Selon un mode de réalisation, ledit au moins un document similaire est extrait, à partir d’un identifiant du document sélectionné, d’une table de documents similaires mise à jour cycliquement et chargée dans une mémoire vive dudit ordinateur.According to one embodiment, said at least one similar document is extracted, from an identifier of the selected document, from a table of similar documents updated cyclically and loaded into a random access memory of said computer.

Ainsi, pour offrir des recommandations pertinentes en temps réel à l’utilisateur, on met à jour de manière cyclique la table de documents similaires, par exemple une ou deux fois par jour. En outre, on la charge dans la mémoire vive de l’ordinateur (par exemple une mémoire RAM pour « Random Access Memory »), afin qu’il puisse y être accédé très rapidement, et ainsi offrir une proposition personnalisée rapide à l’utilisateur.Thus, to offer relevant recommendations in real time to the user, the table of similar documents is updated cyclically, for example once or twice a day. In addition, it is loaded into the RAM of the computer (for example a RAM memory for "Random Access Memory"), so that it can be accessed very quickly, and thus offer a quick personalized proposal to the user. .

Selon un aspect de l’invention, un tel procédé comprend une phase préliminaire de construction, par l’utilisateur, du corpus de termes d’intérêt comprenant un ensemble de mots et/ou expressions et/ou noms propres reflétant ses centres d’intérêt.According to one aspect of the invention, such a method comprises a preliminary phase of construction, by the user, of the corpus of terms of interest comprising a set of words and/or expressions and/or proper names reflecting his centers of interest .
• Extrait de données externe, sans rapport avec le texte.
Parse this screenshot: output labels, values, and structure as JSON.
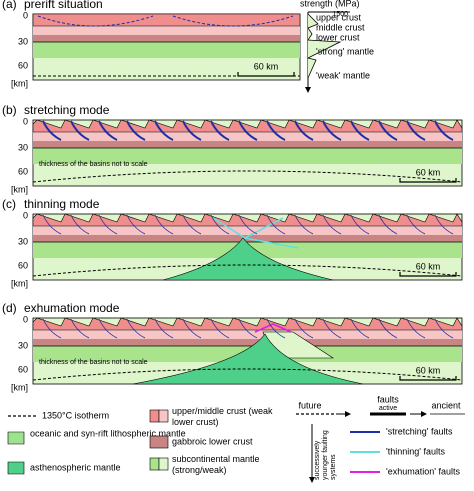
{
  "panels": [
    {
      "letter": "(a)",
      "title": "prerift situation",
      "depths": [
        0,
        30,
        60
      ],
      "unit": "[km]",
      "scale": "60 km"
    },
    {
      "letter": "(b)",
      "title": "stretching mode",
      "depths": [
        0,
        30,
        60
      ],
      "unit": "[km]",
      "scale": "60 km",
      "note": "thickness of the basins not to scale"
    },
    {
      "letter": "(c)",
      "title": "thinning mode",
      "depths": [
        0,
        30,
        60
      ],
      "unit": "[km]",
      "scale": "60 km"
    },
    {
      "letter": "(d)",
      "title": "exhumation mode",
      "depths": [
        0,
        30,
        60
      ],
      "unit": "[km]",
      "scale": "60 km",
      "note": "thickness of the basins not to scale"
    }
  ],
  "strength": {
    "title": "strength (MPa)",
    "max": 1500,
    "layers": [
      "upper crust",
      "middle crust",
      "lower crust",
      "'strong' mantle",
      "'weak' mantle"
    ]
  },
  "legend": {
    "isotherm": "1350°C isotherm",
    "oceanic": "oceanic and syn-rift lithospheric mantle",
    "astheno": "asthenospheric mantle",
    "crust": "upper/middle crust (weak lower crust)",
    "gabbro": "gabbroic lower crust",
    "subcont": "subcontinental mantle (strong/weak)",
    "future": "future",
    "faults": "faults",
    "active": "active",
    "ancient": "ancient",
    "younger": "successively younger faulting systems",
    "stretching": "'stretching' faults",
    "thinning": "'thinning' faults",
    "exhumation": "'exhumation' faults"
  }
}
Ainsi, les termes d’intérêt peuvent être aussi bien de simples mots, que des groupes de mots, des expressions, des noms propres, des noms de projets sur lesquels l’utilisateur travaille, etc. Ces termes sont choisis par l’utilisateur, qui personnalise donc totalement son corpus de termes d’intérêt, en fonction par exemple de son métier, sa fonction dans l’entreprise, les projets sur lesquels il travaille, ses centres d’intérêt. Cette phase de construction peut être déclarative, en ce sens que l’utilisateur propose une liste d’une dizaine ou centaine de termes clés qui définissent son profil. Il est aussi possible d’établir un certain nombre de profils types, par exemples par métiers, qui peuvent ensuite être adaptés et personnalisés par l’utilisateur. Cette phase de construction peut encore consister en une simple validation, par l’utilisateur, d’une liste de termes clés qui auraient été inférés par le système d’exploitation, par observation des documents et applications consultés par l’utilisateur sur une période de temps donnée.Thus, the terms of interest can be simple words as well as groups of words, expressions, proper nouns, names of projects on which the user is working, etc. These terms are chosen by the user, who therefore fully personalizes his corpus of terms of interest, depending for example on his profession, his function in the company, the projects on which he works, his centers of interest. This construction phase can be declarative, in the sense that the user proposes a list of ten or a hundred key terms that define his profile. It is also possible to establish a certain number of standard profiles, for example by profession, which can then be adapted and personalized by the user. This construction phase can also consist of a simple validation, by the user, of a list of key terms which would have been inferred by the operating system, by observing the documents and applications consulted by the user over a period of given time.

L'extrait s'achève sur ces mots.